The literature has not yet clarified whether regional or general anesthesia is preferable in patients with PH. [8]  One small limited study showed a nonsignificant trend toward increased perioperative complications for those undergoing general anesthesia. [4]  In view of the known effects of general anesthesia and PPV, a recommendation can be made to lean toward using regional or neuraxial techniques if possible. The benefit to be gained may be the result of blockade of increases in sympathetic tone, which prevent any resultant increases in PVR.

Neuraxial anesthesia must be used with caution because it has the potential to cause profound systemic hypotension, decreased cardiac perfusion, and subsequent hemodynamic collapse. Accordingly, epidural anesthesia, being readily titratable and having a gradual onset, carries less risk than a single-shot subarachnoid block does. It is also recommended that moderate or deep sedation not be used concurrently with these techniques; hypoxia and hypercarbia from hypoventilation can drastically increase PVR and trigger a pulmonary hypertensive crisis.

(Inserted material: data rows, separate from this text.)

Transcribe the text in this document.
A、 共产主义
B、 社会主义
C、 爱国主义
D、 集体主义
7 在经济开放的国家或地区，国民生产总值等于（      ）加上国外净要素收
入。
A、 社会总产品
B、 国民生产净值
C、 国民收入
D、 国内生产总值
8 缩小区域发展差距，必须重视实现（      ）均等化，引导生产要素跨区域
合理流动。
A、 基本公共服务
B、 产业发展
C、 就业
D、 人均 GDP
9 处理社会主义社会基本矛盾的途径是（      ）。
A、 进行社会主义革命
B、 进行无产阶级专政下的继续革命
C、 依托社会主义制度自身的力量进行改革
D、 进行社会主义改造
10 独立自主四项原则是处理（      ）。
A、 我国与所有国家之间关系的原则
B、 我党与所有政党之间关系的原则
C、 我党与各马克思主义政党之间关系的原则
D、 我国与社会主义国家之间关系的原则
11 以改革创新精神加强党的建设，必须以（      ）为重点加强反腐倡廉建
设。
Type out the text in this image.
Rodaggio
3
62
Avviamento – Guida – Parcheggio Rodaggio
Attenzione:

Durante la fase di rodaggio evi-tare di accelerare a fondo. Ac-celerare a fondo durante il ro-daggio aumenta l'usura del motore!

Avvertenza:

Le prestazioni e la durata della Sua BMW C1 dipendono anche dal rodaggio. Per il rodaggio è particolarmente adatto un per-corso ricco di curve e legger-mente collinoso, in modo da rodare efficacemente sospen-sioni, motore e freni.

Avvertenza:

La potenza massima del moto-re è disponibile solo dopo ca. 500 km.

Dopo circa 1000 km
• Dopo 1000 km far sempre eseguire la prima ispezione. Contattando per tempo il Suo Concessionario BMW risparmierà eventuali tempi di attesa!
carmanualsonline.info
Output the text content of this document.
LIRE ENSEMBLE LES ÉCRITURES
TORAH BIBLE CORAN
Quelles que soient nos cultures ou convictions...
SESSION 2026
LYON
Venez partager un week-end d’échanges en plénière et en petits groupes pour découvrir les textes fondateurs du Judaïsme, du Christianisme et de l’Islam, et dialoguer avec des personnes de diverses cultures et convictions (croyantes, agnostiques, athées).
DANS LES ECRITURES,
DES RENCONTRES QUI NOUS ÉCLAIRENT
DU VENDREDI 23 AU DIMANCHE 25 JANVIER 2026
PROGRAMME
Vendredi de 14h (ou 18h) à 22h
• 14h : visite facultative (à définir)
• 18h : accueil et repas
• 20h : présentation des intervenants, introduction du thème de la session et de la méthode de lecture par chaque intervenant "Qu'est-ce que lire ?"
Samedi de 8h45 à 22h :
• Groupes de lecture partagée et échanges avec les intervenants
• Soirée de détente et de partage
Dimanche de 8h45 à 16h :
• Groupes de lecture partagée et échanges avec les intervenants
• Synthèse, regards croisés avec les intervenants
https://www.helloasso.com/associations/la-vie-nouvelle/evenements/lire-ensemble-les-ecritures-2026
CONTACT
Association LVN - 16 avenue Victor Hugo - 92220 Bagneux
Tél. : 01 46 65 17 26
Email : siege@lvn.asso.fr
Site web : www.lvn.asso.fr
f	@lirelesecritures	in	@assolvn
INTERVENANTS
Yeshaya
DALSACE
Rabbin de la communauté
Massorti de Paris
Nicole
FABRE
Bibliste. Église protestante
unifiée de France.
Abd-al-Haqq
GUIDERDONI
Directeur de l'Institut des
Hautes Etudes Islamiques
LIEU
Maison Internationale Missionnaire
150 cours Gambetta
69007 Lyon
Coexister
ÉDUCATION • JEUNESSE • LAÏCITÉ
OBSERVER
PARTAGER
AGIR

Regional or neuraxial catheter-based techniques have the advantage of reducing sympathetic tone through excellent pain control that extends into the postoperative period, without the respiratory depression that can occur with opiates. Anticoagulant therapy, which these patients may be receiving, is sometimes the prohibiting factor and must be considered in making the choice.

General anesthesia has the advantage of allowing control of the patient's airway, oxygenation, and carbon dioxide levels; however, the provider must be prepared and vigilant and must use the appropriate pharmacologic therapy to minimize PVR.